I can see in presto docs, they mention steps for MIT Kerberos https://prestodb.io/docs/current/security/server.html#kerberos-principals-and-keytab-files

[jkoskela]

"Need to create a new RunAs Service Account."

• You don't have to, but since you are using a JDBC driver you can create a separate one. It's better to create a separate one. Here are the instructions for Configure Kerberos delegation with JDBC.

"Our Tableau Server is on Windows Environment by the way, this service account should have read access to the DB and also have Explorer (Can Publish) role on the tableau server."

• In the case of Kerberos constrained delegation the runas-delegation account does not need access to the DB, nor does it need the ability to login to Tableau Server.

"We have a service account that runs the tableau server on the Windows Server. I am assuming the documentation is refering to a new service account specifically created for kerberos delegation. please clarify this is the case."

• Yes, if you are using JDBC drivers, or running on Linux, you can use a different account to setup delegation, we still call it runas, unfortunately. datasource_impersonation_runas_principal

One caveat to all of this is that we have not validated that Kerberos constrained delegation works for the PrestoDB Presto driver. @devanshsoni9 reported an issue with it when we tested 2 years ago, which was not resolved. I would suggest just writing a test program in Java first to test the driver. There are other drivers such as Simba's or CData's which you could also try.

[jkoskela]

@venkatmy I reported the problem with logging to the plugin team and they said that you need to enable debug logging for Tableau, or the plugin logging won't show up at all. From the docs:

You can write to the Tableau log file (tabprotosrv.txt). Writing to the log file requires Debug level logging (-DLogLevel=Debug). Use care when logging so that you don’t expose sensitive information like passwords and other authentication information.

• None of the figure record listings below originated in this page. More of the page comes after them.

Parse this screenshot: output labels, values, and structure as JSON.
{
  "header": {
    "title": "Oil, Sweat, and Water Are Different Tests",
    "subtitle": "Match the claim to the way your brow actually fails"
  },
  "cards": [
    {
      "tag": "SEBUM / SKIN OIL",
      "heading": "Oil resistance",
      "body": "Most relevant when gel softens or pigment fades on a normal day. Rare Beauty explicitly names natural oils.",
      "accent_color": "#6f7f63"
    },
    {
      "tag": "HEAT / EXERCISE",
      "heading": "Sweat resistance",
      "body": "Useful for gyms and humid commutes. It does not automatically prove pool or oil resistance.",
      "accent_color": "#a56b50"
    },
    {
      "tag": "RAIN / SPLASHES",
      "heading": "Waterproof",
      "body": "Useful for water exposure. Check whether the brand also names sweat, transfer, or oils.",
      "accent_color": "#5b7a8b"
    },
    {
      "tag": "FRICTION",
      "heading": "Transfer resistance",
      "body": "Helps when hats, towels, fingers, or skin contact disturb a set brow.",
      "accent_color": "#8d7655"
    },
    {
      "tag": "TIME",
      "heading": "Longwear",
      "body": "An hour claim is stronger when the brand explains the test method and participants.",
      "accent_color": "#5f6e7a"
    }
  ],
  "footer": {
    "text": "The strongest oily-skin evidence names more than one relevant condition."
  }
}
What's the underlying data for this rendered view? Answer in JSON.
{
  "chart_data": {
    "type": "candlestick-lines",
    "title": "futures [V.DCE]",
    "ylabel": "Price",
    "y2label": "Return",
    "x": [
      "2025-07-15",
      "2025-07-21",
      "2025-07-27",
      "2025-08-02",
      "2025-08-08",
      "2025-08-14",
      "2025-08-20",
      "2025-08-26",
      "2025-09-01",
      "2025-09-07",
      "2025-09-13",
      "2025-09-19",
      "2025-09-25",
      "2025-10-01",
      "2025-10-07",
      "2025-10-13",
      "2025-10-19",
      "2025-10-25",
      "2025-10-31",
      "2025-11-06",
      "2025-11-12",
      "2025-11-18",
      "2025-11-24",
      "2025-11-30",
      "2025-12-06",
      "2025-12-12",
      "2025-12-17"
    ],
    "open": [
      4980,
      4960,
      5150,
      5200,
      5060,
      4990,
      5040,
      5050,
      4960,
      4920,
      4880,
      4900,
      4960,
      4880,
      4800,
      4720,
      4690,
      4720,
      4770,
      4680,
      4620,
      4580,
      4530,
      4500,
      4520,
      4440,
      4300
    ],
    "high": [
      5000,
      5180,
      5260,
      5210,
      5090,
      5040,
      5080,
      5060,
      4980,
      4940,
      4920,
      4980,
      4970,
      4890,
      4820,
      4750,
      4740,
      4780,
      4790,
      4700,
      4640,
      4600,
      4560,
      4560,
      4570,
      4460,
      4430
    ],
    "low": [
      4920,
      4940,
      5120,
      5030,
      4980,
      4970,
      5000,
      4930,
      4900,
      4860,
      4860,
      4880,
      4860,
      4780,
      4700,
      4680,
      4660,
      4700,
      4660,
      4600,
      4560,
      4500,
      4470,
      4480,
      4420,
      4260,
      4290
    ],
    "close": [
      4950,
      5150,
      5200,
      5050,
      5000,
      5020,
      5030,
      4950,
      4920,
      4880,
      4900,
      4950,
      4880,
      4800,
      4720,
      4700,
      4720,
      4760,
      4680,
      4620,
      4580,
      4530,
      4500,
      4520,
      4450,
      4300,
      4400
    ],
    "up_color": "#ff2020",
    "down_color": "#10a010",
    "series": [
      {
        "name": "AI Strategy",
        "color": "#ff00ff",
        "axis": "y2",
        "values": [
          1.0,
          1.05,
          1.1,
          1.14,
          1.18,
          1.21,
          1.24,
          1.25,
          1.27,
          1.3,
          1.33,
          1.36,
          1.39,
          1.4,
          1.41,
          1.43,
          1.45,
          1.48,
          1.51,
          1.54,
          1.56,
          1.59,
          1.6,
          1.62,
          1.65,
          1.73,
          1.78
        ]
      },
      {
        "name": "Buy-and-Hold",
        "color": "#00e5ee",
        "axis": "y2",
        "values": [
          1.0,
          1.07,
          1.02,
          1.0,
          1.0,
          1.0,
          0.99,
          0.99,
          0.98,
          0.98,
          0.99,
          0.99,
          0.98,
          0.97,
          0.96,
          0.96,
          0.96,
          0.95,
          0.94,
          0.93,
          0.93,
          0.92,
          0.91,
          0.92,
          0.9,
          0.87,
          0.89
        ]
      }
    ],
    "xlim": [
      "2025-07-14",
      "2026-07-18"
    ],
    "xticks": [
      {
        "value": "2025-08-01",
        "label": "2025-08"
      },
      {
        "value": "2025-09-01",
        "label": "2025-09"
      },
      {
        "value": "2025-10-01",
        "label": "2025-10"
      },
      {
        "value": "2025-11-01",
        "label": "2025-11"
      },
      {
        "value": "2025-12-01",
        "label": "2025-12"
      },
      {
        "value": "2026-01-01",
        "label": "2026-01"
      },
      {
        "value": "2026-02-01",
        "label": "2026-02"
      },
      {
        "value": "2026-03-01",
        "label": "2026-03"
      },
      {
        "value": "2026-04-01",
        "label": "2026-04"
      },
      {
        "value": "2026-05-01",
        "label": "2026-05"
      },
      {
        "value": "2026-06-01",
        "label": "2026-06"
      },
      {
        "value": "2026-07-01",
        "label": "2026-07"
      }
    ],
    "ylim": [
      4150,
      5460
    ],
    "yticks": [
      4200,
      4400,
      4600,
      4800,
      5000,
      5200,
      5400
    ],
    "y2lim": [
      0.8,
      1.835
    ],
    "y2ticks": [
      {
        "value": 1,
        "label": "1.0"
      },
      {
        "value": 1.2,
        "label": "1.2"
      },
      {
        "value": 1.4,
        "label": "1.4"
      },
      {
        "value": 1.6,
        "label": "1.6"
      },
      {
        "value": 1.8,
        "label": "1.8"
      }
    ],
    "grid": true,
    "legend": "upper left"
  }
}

Did you enable debug logging for Tableau Server?

[venkatmy]

Yes I enabled the debug logging for tableau server. I will run this thru again and see if this works.

[venkatmy]

1) After reviewing the Kerberos Delegation setup instructions we figured that PrestoDB needs to be configured with Active Directory to complete the set up along with Tableau Server. Our PrestoDB currently does not not talk to AD. Connecting Presto DB to AD is not a trivial thing to do, hence we are looking for additional options - Is it possible to tweak the generic JDBC Presto Driver or your JDBC layer to pass viewer credentials. Is there any other way other than delegation to extract the viewer username and pass it to the JDBC properties file. 2) How does the DB Impersonation work with JDBC drivers that are not inherently designed to support Impersonation. Does Tableau Server validate if the Datasource actually supports impersonation. Our understanding is that this is transparent to Tableau as we are just passing the parameters via a JDBC properties file. In one of your examples hive needed two parameters UID and DelegationUID in the JDBC properties.

[devanshsoni9]

resolving this as partner was provided the issue resolution offline.